Gericht: Kammergericht Berlin
Urteil verkündet am 19.08.2002
Aktenzeichen: 8 U 380/01
Rechtsgebiete: ZPO, BGB


Vorschriften:

ZPO § 91 a
ZPO § 91 a Abs. 2 Satz 1
ZPO § 97
ZPO § 99
ZPO § 99 Abs. 1
ZPO § 447
ZPO § 448
ZPO § 543 Abs. 2 Ziff. 1
ZPO § 543 Abs. 2 Ziff. 2
ZPO § 577 a.F.
ZPO § 708 Nr. 10
ZPO § 711
ZPO § 713
BGB § 130
BGB § 242
BGB § 427
BGB § 431
BGB § 556 Abs. 3
Diese Entscheidung enthält keinen zur Veröffentlichung bestimmten Leitsatz.
KAMMERGERICHT Im Namen des Volkes

Geschäftsnummer: 8 U 380/01

Verkündet am: 19. August 2002

In dem Rechtsstreit

hat der 8. Zivilsenat des Kammergerichts in Berlin auf die mündliche Verhandlung vom 19. August 2002 durch die Richterin am Landgericht Dr. Henkel als Einzelrichterin für Recht erkannt:

Tenor:

Die Berufung der Beklagten gegen das am 6. August 2001 verkündete Urteil der Zivilkammer 25 des Landgerichts Berlin wird zurückgewiesen.

Die Beklagten haben die Kosten des Berufungsverfahrens zu tragen.

Das Urteil ist vorläufig vollstreckbar.

Die Revision wird nicht zugelassen.

Entscheidungsgründe:

A) Berufung des Beklagten zu 2)

Die Berufung des Beklagten zu 2) ist unzulässig.

Das angefochtene Urteil enthält eine gemischte Kostenentscheidung, die für den übereinstimmend für erledigt erklärten Teil hinsichtlich des Beklagten zu 2) auf § 91 a ZPO beruht.

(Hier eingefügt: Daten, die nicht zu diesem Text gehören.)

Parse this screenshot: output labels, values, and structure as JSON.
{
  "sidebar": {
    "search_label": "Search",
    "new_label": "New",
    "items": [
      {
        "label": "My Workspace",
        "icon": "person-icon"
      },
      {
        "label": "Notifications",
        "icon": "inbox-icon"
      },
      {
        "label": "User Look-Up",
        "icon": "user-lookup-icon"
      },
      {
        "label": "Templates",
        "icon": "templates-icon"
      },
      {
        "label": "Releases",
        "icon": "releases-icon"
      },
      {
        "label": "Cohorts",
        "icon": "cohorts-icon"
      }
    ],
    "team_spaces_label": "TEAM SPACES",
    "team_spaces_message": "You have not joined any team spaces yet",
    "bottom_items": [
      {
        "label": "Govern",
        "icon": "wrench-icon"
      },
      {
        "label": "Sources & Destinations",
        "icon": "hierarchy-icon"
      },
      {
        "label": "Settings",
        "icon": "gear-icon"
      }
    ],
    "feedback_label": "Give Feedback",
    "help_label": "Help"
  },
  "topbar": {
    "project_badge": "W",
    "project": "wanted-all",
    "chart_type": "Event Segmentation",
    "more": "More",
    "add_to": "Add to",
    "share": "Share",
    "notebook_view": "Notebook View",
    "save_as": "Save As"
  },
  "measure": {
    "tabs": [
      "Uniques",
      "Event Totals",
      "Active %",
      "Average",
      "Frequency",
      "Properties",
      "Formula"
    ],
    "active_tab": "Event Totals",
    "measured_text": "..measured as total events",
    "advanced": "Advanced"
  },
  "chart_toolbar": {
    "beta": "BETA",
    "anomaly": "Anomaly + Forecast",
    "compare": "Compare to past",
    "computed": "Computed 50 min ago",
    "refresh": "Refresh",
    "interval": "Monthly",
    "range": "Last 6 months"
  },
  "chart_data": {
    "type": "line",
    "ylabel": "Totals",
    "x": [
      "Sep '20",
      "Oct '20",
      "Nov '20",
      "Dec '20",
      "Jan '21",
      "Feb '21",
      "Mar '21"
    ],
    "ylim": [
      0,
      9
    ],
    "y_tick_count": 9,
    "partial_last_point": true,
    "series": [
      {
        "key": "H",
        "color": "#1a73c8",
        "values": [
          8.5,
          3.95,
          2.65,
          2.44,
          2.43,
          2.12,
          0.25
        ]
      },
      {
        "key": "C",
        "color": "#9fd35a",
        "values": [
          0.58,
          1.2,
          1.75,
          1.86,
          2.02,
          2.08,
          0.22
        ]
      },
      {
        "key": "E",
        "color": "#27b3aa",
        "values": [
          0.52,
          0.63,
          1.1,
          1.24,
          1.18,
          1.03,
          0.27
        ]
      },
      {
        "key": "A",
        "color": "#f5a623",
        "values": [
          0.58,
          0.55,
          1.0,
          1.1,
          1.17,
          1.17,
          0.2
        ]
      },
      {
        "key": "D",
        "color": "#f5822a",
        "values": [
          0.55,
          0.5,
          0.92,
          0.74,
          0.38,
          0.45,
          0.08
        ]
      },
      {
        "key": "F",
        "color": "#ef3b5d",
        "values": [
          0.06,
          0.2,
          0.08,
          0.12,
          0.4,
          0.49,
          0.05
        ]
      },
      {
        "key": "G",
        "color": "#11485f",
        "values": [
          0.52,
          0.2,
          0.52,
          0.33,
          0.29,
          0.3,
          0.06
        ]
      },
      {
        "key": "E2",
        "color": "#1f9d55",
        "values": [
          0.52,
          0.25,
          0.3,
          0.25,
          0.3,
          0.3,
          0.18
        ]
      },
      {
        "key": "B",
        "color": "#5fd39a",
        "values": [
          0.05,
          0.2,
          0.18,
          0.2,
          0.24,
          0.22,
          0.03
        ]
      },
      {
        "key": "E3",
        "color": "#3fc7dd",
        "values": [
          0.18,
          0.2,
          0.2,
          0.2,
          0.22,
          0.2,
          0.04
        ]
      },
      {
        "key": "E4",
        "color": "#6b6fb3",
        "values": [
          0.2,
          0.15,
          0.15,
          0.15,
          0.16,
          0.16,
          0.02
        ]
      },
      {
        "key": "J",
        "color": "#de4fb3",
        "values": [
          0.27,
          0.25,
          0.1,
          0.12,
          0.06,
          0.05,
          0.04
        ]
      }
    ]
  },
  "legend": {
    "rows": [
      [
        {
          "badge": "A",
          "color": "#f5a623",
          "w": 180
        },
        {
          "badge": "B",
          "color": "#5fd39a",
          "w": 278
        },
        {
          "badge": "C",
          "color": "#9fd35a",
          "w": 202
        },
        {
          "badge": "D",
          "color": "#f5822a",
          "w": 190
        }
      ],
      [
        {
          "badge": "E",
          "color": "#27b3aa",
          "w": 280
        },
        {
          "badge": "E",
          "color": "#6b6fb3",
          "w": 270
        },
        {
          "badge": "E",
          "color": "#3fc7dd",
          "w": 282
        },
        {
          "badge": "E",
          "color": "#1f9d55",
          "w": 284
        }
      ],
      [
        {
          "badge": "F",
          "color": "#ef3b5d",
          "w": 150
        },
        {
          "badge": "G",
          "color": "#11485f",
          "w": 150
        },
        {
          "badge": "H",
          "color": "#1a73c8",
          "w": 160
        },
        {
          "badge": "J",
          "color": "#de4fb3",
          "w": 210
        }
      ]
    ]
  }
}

Die gegen den Kostenausspruch gerichtete Berufung ist wegen § 99 Abs. 1 ZPO unzulässig.

Nach dieser Vorschrift kann die Kostenentscheidung nur zusammen mit der Sachentscheidung angegriffen werden. Das Rechtsmittel des Beklagten zu 2) richtet sich nur gegen die Kostenentscheidung, wobei eine Hauptsachenentscheidung gegen den Beklagten zu 2) ohnehin nicht ergangen ist. Gegen eine gemischte Kostenentscheidung ist, soweit sie lediglich wegen der Entscheidung nach § 91 a ZPO angefochten ist, nur die sofortige Beschwerde, nicht die Berufung gegeben (BGHZ 40,265; BGH MDR 1967, 576; BGH MDR 1991, 793). Es kann für die Entscheidung dahinstehen, ob das als Berufung bezeichnete Rechtsmittel hinsichtlich des Beklagten zu 2) in eine sofortige Beschwerde umgedeutet werden kann (vgl. so OLG Hamm MDR 1974, 1023). Denn jedenfalls hat der Beklagte zu 2) die Beschwerdefrist von 2 Wochen (§§ 91 a Abs. 2 Satz 1 iVm 577 ZPO a.F.) versäumt. Der Beklagte zu 2) kann sich nicht darauf berufen, dass nach dem Meistbegünstigungsgrundsatz gegen das angefochtene Urteil sowohl die Beschwerde als auch die Berufung gegeben ist. Der Grundsatz der Meistbegünstigung gewährt dem Rechtsmittelführer kein generelles Wahlrecht, wenn nach der Form der Entscheidung verschiedene Rechtsmittel in Betracht gezogen werden können. Er betrifft vor allem den Fall, dass ein Gericht seine Entscheidung in einer anderen als der im Gesetz vorgesehenen Form erlassen hat. Dann darf der Fehler des Gerichts nicht zu Lasten der unterlegenen Partei gehen. Der Vertrauensschutz gebietet, dass eine Partei im Falle der fehlerhaften Entscheidung des Gerichts keine Nachteile erfährt. Ein Fehler des Landgerichts liegt jedoch nicht vor. Denn das Landgericht hat zutreffend hinsichtlich des erledigten Teils die Kostenentscheidung nach § 91 a ZPO und des Hauptsacheteils nach § 91 ZPO und nach dem Grundsatz der Einheitlichkeit der Kostenentscheidung im Urteil getroffen. Hat das Gericht jedoch seine Entscheidung in zutreffender Form getroffen, ist es allein Sache des Rechtsmittelführers das zutreffende Rechtsmittel auszuwählen (BGH MDR 1967, 576; OLG Stuttgart OLG Report 1998, 277).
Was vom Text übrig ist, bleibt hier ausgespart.